Anxiety or insecurity in a relationship develops over time as a result of the following:

  1. Anxiety from pressure in real life: In everyday life, one often encounters pressure from work, from raising the children or from having problems with in-laws. When under pressure, one naturally looks to the partner for comfort, relief or understanding. However, when the partner is not ready to offer such comfort, relief or understanding, one gets frustrated and starts feeling anxious over the relationship. For example, in a traditional family setting, the husband is under pressure from work, while the wife is under pressure from raising the children. Both partners need comfort, relief or understanding and thus are not in a good position to offer the same for each other. It is at this time, both partners starts to feel insecure and anxious about the relationship.
  2. Anxiety from internal working model: One develops an internal working model from childhood experiences with parents. Either from observing the conflicts or frustration between parents or from having conflicts or frustration with parents, one decides since childhood whether to trust others or not and whether to trust oneself or not.  This trust carries over into a relationship when one grows up. If your internal working model is one of little trust in yourself, you will feel anxious easily in a relationship when under pressure and often seek assurance from your partner. And if your internal working model is one of little trust in others, you will become avoidant easily in a relationship when under pressure and decide to keep a distance from your partner. Both internal working models will contribute to more anxiety and insecurity in the relationship for each other.

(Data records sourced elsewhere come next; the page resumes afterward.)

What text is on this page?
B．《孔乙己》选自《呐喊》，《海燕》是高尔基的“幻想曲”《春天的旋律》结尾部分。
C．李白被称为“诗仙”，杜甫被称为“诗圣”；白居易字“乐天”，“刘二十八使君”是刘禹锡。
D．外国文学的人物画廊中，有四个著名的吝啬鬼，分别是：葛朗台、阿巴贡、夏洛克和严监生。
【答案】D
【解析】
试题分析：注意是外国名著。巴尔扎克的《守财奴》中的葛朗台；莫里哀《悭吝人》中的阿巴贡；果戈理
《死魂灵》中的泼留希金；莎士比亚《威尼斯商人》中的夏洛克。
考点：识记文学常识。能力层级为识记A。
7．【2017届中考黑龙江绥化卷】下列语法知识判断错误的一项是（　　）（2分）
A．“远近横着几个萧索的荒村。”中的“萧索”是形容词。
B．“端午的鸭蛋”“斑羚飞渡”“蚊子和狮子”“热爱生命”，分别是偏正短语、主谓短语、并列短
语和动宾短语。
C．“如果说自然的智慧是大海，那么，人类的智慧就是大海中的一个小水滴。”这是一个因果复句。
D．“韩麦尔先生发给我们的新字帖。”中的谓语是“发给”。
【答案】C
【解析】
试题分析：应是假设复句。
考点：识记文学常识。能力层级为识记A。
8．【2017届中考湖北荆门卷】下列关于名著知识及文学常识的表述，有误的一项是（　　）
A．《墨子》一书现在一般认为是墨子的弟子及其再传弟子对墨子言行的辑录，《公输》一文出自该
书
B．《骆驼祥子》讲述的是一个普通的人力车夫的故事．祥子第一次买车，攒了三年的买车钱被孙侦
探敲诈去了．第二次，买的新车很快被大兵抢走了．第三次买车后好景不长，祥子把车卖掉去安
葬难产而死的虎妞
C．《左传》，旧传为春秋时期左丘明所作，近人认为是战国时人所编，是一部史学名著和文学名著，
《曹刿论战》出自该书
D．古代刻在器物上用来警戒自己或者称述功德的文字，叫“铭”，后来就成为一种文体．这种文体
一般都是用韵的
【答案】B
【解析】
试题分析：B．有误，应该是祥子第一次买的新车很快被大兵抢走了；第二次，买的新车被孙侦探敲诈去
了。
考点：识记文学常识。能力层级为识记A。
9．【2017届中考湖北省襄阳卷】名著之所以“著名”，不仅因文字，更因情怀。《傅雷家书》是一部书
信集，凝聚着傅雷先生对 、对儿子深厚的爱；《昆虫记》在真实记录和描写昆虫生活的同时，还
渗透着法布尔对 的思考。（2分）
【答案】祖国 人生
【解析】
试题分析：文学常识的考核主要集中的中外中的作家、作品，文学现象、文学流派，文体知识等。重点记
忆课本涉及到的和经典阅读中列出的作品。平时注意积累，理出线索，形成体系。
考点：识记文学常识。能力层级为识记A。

The above two causes destroy the security in the relationship and the chances for encounter between the partners.  There becomes a lot of misreading of each other’s responses.  To recover from such anxiety in relationship over time, you and your partner can seek counseling for assistance in the following aspects:

  1. Identify the cause for anxiety: if the anxiety is from pressure in real life, you will learn to comfort yourself first instead of putting unrealistic expectations on your partner. You and your partner will discuss and decide together with each other the order of sharing the anxiety and insecurity. Remember the sharing itself is more important than the order of sharing.
  2. Identify the internal working model: if the anxiety is from the internal working models, you will first learn if you are of an anxious one or of an avoidant one. You will also want to learn which model your partner has. To learn both’s internal working models is only to understand how they interact to harm the relationship by creating more distance between you two. With that understanding, you will have stronger motivation to stop any strategy you took to harm the relationship, such as overly seeking assurance or overly hiding and keeping distance from your partner.

The above ideas about anxiety in relationship should give you a good start to turn the relationship around.